As for the red and blue bar charts, they separately measure the availability of the infrastructure of our data center (System) and the appropriate behavior of our service itself (Application).
The System Availability (red bar) measures things like: our application servers, web servers, databases, firewalls, routers, virtual private networks, etc. The Application Availability (blue bar) measures the successful behavior of the application including: catastrophic errors caused by our application, SAP unavailability (not usually in b2b2dot0’s control) etc.
While users of our website couldn’t care less about why the website was unavailable to them, we measure both types of availability because it guides our investments to ensure our SLA. Regardless, and in all cases, when the service is down…unexpectedly or for maintenance, we post appropriate messages to the website’s visitors.
Incidently, we interrogate our infrastructure every 10 seconds of every minute of every hour of every day!
The last data series, RFC Transactions (green line chart), is meant to be a measure of the overall “meaningful usage” of our service, and whether or not that load is varying from month to month. The green line will trend upward when either new users are registered to the service, those users are using the website more frequently, or both.
An RFC (remote function call) is the primary programmatic mechanism by which our service communicates with SAP. Maintaining a steady Availability SLA, in the face of a growing RFC load, is a testament to the scalability of our infrastructure.
Overall Analysis of our Performance for the First 4 Months of 2010
- System usage climbed steadily for the first 3 months due to an increase in registered usage.
- Lowest Availability (Application) was 99.62% in March that was caused by a client VPN failure rendering SAP unavailable.
- On average, Application Availability was 99.83%, which represents about 1 hour of down time across all of our 9000 registered users for the month.
- System Availability was consistently above 99.9% which represents less than 43 minutes of unavailability per month for end users. In actuality, System Availability is close to 99.99% which represents less than 4.3 minutes unavailability per month.

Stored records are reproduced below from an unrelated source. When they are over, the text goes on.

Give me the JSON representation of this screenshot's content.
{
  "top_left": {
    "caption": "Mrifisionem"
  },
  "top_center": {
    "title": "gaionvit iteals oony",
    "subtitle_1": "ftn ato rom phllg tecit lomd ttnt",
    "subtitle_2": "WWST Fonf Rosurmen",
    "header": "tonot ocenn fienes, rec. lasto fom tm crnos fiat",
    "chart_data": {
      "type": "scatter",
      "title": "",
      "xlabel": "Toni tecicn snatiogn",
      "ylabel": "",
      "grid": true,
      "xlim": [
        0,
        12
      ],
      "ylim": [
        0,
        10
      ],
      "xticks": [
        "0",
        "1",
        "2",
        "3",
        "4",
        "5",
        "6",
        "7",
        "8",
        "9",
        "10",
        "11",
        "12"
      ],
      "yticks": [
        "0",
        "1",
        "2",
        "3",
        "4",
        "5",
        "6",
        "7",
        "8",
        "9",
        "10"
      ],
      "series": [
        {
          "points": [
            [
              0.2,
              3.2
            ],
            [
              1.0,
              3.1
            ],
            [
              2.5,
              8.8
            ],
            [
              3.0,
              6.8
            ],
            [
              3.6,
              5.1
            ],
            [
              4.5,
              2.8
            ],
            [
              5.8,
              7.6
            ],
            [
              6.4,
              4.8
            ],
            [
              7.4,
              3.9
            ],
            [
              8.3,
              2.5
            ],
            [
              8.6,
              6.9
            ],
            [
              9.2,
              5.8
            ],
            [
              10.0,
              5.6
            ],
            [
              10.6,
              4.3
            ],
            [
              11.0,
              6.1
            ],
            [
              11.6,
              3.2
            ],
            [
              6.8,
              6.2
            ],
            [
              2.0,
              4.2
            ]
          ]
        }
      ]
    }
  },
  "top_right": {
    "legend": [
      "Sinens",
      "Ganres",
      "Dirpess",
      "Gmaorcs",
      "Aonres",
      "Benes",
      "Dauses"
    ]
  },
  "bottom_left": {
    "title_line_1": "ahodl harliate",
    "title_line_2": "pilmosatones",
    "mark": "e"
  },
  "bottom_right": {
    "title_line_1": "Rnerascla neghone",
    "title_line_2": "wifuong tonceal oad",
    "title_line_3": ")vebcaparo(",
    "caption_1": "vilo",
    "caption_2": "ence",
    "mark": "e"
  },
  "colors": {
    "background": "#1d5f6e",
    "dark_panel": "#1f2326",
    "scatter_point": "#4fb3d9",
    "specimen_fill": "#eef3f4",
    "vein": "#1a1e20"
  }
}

All in all, I’d say that our data center is performing wonderfully. While we are constantly delivering greater than expected availability to the end-user, we’ve learned that our Achilles Heel is ensuring connectivity to a high performing SAP system. The good news is that we’ve instituted an early warning system that we use to tip off our clients when/if their SAP system is experiencing any connectivity or performance challenges. I guess you could say we’re the canary in their mine 🙂
I’m very proud of the investments that we’ve made in our data center’s infrastructure, tools and procedures. Thanks to them, our clients can all sleep well at night. Starting today, we can visualize just how well they can sleep!